Before the COVID-19 pandemic wiped out the minor-league season in 2020, the highest level Jimenez had reached was short-season Lowell. As a member of the Salem Red Sox, the switch-hitting outfielder batted .306/.346/.405 with 16 doubles, six triples, three home runs, 56 RBIs, 64 runs scored, 13 stolen bases, 19 walks, and 86 strikeouts over 94 games and 408 plate appearances.
On the surface, a 21-year-old hitting .306 in his first full season of pro ball hardly seems like anything worth complaining about. In Jimenez’s case, however, 89 of his 114 hits (78%) went for singles and he only put up a slightly-above-average 105 wRC+. His 4.7% walk rate also ranked among the lowest in the Low-A East last year.
Defensively, Jimenez saw time at all three outfield positions for Salem. He logged 375 2/3 innings in center field, 247 1/3 innings in right field, and 126 1/3 innings in left field while committing a total of four errors.

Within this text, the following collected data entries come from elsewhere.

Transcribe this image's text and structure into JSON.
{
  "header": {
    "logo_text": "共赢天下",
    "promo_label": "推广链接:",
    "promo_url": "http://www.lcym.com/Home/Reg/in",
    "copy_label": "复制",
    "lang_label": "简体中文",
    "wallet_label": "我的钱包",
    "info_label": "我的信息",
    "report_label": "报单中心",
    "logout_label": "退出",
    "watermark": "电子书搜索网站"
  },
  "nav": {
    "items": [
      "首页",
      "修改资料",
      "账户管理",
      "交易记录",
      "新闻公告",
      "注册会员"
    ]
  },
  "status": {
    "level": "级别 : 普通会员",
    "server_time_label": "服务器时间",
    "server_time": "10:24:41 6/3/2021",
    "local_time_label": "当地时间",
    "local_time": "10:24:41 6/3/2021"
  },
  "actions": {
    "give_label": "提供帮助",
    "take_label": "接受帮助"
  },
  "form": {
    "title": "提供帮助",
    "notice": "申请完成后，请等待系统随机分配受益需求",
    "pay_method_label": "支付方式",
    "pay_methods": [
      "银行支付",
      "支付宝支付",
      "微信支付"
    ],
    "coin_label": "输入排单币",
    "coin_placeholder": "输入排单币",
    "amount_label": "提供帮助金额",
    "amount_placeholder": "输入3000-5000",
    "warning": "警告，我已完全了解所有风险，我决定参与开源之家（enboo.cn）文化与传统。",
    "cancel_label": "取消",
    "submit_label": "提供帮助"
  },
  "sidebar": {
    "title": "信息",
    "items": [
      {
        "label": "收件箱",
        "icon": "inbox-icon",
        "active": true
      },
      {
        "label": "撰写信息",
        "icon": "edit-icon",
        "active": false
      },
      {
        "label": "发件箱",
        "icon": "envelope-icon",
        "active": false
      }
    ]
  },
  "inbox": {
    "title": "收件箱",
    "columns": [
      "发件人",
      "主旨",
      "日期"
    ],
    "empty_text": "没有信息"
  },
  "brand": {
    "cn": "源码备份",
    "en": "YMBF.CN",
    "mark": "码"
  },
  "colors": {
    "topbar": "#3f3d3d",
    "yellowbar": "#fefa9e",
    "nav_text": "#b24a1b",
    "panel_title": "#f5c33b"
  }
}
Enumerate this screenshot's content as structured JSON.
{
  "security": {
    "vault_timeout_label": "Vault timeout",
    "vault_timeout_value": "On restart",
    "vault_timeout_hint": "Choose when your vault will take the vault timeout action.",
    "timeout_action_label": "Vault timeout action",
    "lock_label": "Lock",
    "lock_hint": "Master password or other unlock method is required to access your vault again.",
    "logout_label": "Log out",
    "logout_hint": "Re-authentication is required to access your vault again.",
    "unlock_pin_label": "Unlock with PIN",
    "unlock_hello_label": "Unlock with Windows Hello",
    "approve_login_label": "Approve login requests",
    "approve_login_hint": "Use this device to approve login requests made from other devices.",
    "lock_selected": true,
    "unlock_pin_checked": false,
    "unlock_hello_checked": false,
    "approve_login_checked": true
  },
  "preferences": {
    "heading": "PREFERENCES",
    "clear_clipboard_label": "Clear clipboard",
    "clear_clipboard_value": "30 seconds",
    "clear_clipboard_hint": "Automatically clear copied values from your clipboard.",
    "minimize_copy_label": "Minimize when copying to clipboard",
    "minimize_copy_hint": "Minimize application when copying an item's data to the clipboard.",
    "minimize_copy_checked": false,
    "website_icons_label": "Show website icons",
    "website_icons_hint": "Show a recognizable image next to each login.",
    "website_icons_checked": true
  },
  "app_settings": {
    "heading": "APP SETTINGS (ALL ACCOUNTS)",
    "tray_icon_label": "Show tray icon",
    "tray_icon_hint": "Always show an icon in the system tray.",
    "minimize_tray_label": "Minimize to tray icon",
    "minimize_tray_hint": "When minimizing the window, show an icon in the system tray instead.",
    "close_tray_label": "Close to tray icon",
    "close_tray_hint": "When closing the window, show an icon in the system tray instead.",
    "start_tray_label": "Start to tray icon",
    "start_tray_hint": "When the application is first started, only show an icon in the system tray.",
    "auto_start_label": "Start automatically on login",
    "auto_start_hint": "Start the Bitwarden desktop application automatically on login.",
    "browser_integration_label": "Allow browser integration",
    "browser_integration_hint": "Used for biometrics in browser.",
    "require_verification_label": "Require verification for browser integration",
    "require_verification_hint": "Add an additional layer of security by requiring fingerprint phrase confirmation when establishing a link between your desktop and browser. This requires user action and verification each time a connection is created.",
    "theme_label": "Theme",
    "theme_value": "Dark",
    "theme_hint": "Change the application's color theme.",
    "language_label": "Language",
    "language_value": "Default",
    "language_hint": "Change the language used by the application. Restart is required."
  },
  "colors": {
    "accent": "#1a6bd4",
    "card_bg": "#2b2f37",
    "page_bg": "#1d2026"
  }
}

Because of how he performed on both sides of the ball, scouts were relatively low on Jimenez as of last fall, according to SoxProspects.com’s director of scouting Ian Cundall.
“Scouts are down on him based on how he performed this year because he didn’t show the ability to impact the baseball,” Cundall wrote in November. “He made little progress with his approach and was inconsistent on defense.”
Baseball America’s prospect rankings reflect this as well considering the fact that Jimenez has fallen out of the Red Sox’ 2022 top 10 list, which was compiled by The Boston Globe’s Alex Speier.
When asked by a reader back if his confidence in Jimenez took a hit in 2021, Speier responded by saying: “The fact that he’s not a top-10 guy suggests as much. He hasn’t made many strides in terms of plate discipline or driving the ball in the air, and the longer he goes without doing so, the harder it is to imagine him getting anywhere near the ceiling suggested by his exceptional athleticism and speed.”
Jimenez, who originally signed with the Red Sox for just $10,000 as an international free agent out of the Dominican Republic in 2017, is one of several minor-leaguers eligible for the Rule 5 Draft (if there is a Rule 5 Draft, that is) since he was not added to Boston’s 40-man roster last fall.
As many others (including The Athletic’s Keith Law) have already suggested, it would be surprising to see another team take Jimenez in the Rule 5 since he has only played as high as the Low-A level. Opposing clubs could attempt to stash the speedster on their bench for the entirety of the 2022 major-league season, but they would be risking his development by doing so.
Before the deadline to add Rule 5-eligible players to the 40-man roster came and went in November, there was some speculation that Red Sox chief baseball officer Chaim Bloom and Co. would entertain the idea of trading a minor-leaguer like Jimenez if they were not going to include him.
That ultimately did not happen, but the possibility remains that Boston could move Jimenez as part of a bigger deal once the MLB lockout eventually comes to a close.
It does feel worth mentioning that Jimenez, who turns 22 in July, was one of three outfielders who participated in the team’s Winter Warm-Up program in Fort Myers last month alongside Nick Decker and Tyler Dearden.
Under the assumption that Jimenez remains with the Red Sox organization through the start of the 2022 minor-league season, the 5-foot-11, 212 pounder is projected by SoxProspects.com to start out the year with High-A Greenville.